POSTED ON Thursday, August 06, 2009 AT 10:52PM
Woman tests positive for West Nile
by Ross Courtney
Yakima Herald-Republic

PROSSER, Wash. -- A Lower Valley resident may be the first human case of West Nile virus in the state this year.

A woman who lives in the Prosser area has tested with a presumptive positive for the virus, spread by mosquitoes, at a local laboratory.

The Benton-Franklin Health Department sent the tests to the state Department of Health for confirmation. Results will take a couple days, said Dr. Larry Jecha, health officer for Benton and Franklin counties.

The woman went to a local emergency room with encephalitus, a common illness often caused by West Nile, Jecha said.

She was treated and released and her condition is improving, Jecha added.

Jecha would not reveal the woman's age or if she lives near horses.

West Nile is transferred by mosquitoes and typically infects birds and horses.

So far this year, the virus has shown up in six birds, three horses and more than 160 mosquito samples in the state, most of them in Benton and Yakima counties.

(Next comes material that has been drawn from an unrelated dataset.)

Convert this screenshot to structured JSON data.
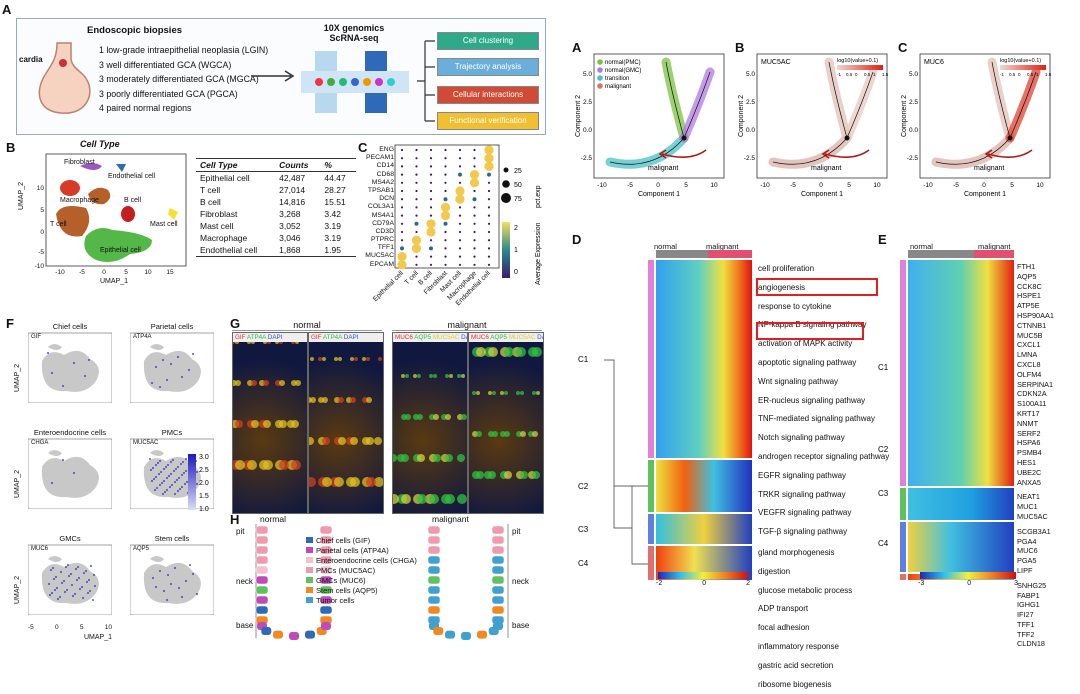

Jecha said a human case was only a matter of time.

"It's not unexpected," Jecha said.

Last year, health officials said three Washington residents may have been infected with the disease. One of them was a Yakima County woman who lives in the Lower Valley. Grandview and the Prosser area are commonly known as hot spots around the state for positive tests in birds and horses.

One in five infected people develop the symptoms of West Nile virus. Onset occurs from three to 14 days after the bite. Usually, the illness runs its course without medical intervention, but serious afflictions can cause neck stiffness, disorientation, coma, tremors, convulsions and paralysis, even death.

Those 50 and older are at the highest risk.

Jecha reminds people to use mosquito repellent, remove standing water and take other mosquito- prevention methods.

"A lot of times it takes this to make people aware," he said.